Common Myths and Facts About Abuse

Myth: Alcohol and drugs cause people to be abusive

Fact: Domestic violence is a pattern of learned behaviors used to control and terrorize a romantic partner. While intoxication can increase the intensity of abusive behaviors, they are not the cause. Abusers will often blame drinking or drug use for their actions, but it is important to remember that addiction is never an excuse to mistreat anybody.

Myth: It's only domestic violence if there is physical abuse

Fact: Physical abuse is a tool that abusers use to maintain control over their partners. Other forms of abuse, such as emotional, verbal, and financial abuse are also considered domestic violence and should be taken seriously.

Myth: Only women experience domestic violence

Fact: Abuse can happen to anyone regardless of gender, sexuality, race, religion, age, income, or any other demographic. Often times men who experience domestic violence face additional challenges when seeking help from friends, family, and service providers. They may be told to "stop being so sensitive," to "just fight back," or their concerns are not taken seriously. LGBTQIA+ people who experience abuse often times face stigma and disbelief as well.

Myth: Leaving an abusive relationship will harm the children

Fact: Even if children are not experiencing abuse, witnessing abuse can have serious impacts on their development, mental and emotional health, and their ability to have healthy relationships in the future. It is important for children to feel safe in their home and with the adults in their lives. If you are not able to leave an abusive situation, talk with an advocate about strategies to help your children cope with the situation.

Myth: The person being harmed can stop the abuse if they just...

Fact: The only person who can stop the abuse is the abuser. Often times people will tell survivors that they just need to stand up for themselves, be more obedient, stop causing problems, or even to be more sexually available. These efforts will not stop the abuse and can serve to further erase the identity and autonomy of a survivor. Standing up to an abuser can actually trigger more violent and harmful behaviors, as the abuser may feel their power is threatened and a loss of control.

Myth: People stay in abusive relationships because they like the abuse

Fact: There are a lot of reasons why someone might stay in an abusive relationship.

  • they are afraid of being hurt or killed
  • the abuser has threatened suicide or to hurt others
  • they have pets they cannot bring with them
  • they do not have financial resources
  • cultural, religious, or societal pressure
  • they love and care deeply for their partner
  • they have hope that the abuser will change
  • they do not recognize that abuse is happening
  • they believe they deserve to be abused
  • countless other reasons

People who are experiencing domestic violence do not stay because they like the abuse.
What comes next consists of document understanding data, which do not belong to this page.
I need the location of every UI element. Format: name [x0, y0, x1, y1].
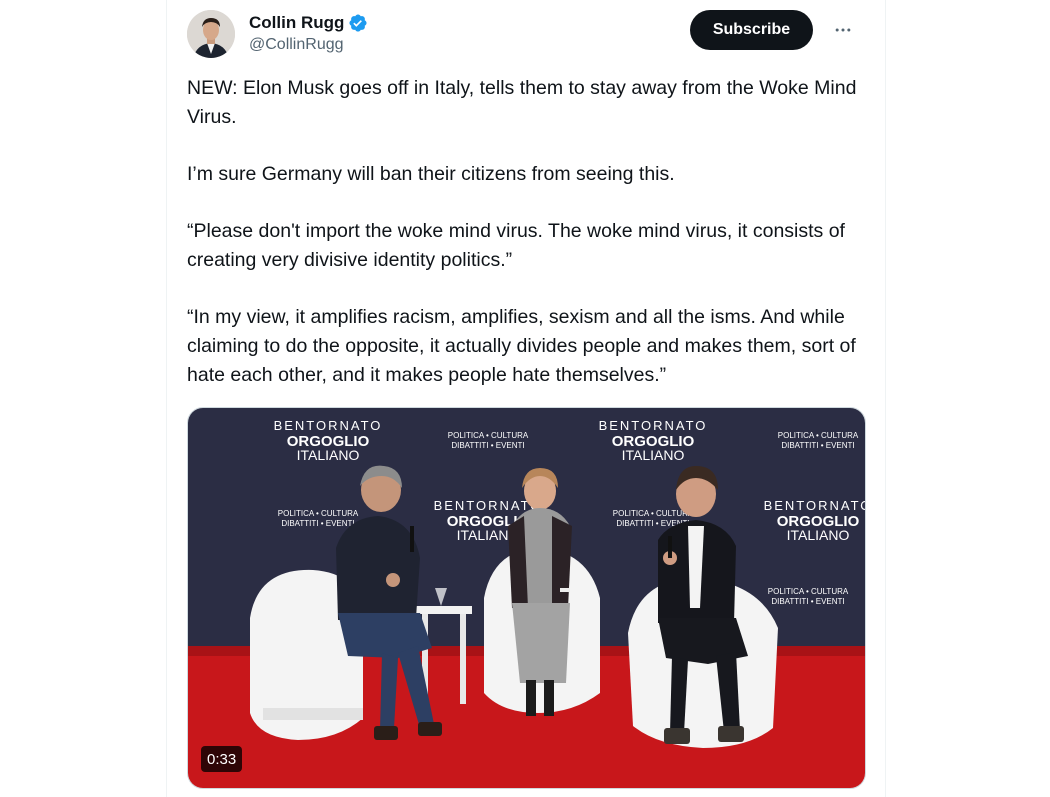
svg-text:DIBATTITI • EVENTI: DIBATTITI • EVENTI — [451, 441, 524, 450]
svg-text:DIBATTITI • EVENTI: DIBATTITI • EVENTI — [281, 519, 354, 528]
backdrop-brand-line3: ITALIANO — [787, 527, 850, 543]
tweet-card: Collin Rugg @CollinRugg Subscribe NEW: E… — [166, 0, 886, 797]
backdrop-brand-line1: BENTORNATO — [764, 498, 866, 513]
tweet-paragraph: “In my view, it amplifies racism, amplif… — [187, 306, 862, 386]
svg-text:POLITICA • CULTURA: POLITICA • CULTURA — [448, 431, 529, 440]
video-player[interactable]: BENTORNATO ORGOGLIO ITALIANO BENTORNATO … — [187, 407, 866, 789]
tweet-paragraph: I’m sure Germany will ban their citizens… — [187, 163, 675, 185]
video-frame: BENTORNATO ORGOGLIO ITALIANO BENTORNATO … — [188, 408, 866, 788]
display-name[interactable]: Collin Rugg — [249, 13, 344, 33]
backdrop-brand-line1: BENTORNATO — [599, 418, 708, 433]
svg-text:DIBATTITI • EVENTI: DIBATTITI • EVENTI — [771, 597, 844, 606]
handle[interactable]: @CollinRugg — [249, 36, 368, 54]
tweet-paragraph: “Please don't import the woke mind virus… — [187, 220, 851, 271]
tweet-text: NEW: Elon Musk goes off in Italy, tells … — [187, 74, 867, 390]
more-horizontal-icon[interactable] — [831, 18, 855, 42]
svg-text:POLITICA • CULTURA: POLITICA • CULTURA — [613, 509, 694, 518]
backdrop-brand-line3: ITALIANO — [622, 447, 685, 463]
backdrop-brand-line1: BENTORNATO — [274, 418, 383, 433]
backdrop-brand-line3: ITALIANO — [297, 447, 360, 463]
video-duration-badge: 0:33 — [201, 746, 243, 772]
svg-text:POLITICA • CULTURA: POLITICA • CULTURA — [278, 509, 359, 518]
verified-badge-icon — [348, 13, 368, 33]
svg-text:DIBATTITI • EVENTI: DIBATTITI • EVENTI — [781, 441, 854, 450]
avatar[interactable] — [187, 10, 235, 58]
svg-text:POLITICA • CULTURA: POLITICA • CULTURA — [778, 431, 859, 440]
user-block: Collin Rugg @CollinRugg — [249, 12, 368, 54]
tweet-header: Collin Rugg @CollinRugg Subscribe — [187, 10, 865, 58]
svg-text:POLITICA • CULTURA: POLITICA • CULTURA — [768, 587, 849, 596]
name-row: Collin Rugg — [249, 12, 368, 34]
subscribe-button[interactable]: Subscribe — [690, 10, 813, 50]
tweet-paragraph: NEW: Elon Musk goes off in Italy, tells … — [187, 77, 862, 128]
side-table — [416, 606, 472, 614]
Myth: Abuse only happens in adult relationships

Fact: Young people experience abuse in their relationships as well. 1 in 3 youth will be in an abusive or unhealthy relationship and 1 in 10 youth reported being hit, slapped, or physically harmed by their partner. Often times, people do not take teen dating violence seriously and may dismiss their concerns.

Myth: Couples counseling can help or fix an abusive relationship

Fact: Couples counseling can be a great tool for couples who are struggling to resolve a conflict, communicate effectively, or build a stronger relationship. However, in an abusive relationship, couples counseling can actually worsen the situation. It is common for abusers to use what their partner says in therapy against them, punish their partner for talking about the abuse, or manipulate the therapist into believing their partner is causing all the problems in the relationship. We strongly recommend that people in abusive situations DO NOT seek couples counseling. However, we do recommend individual therapy for people experiencing abuse.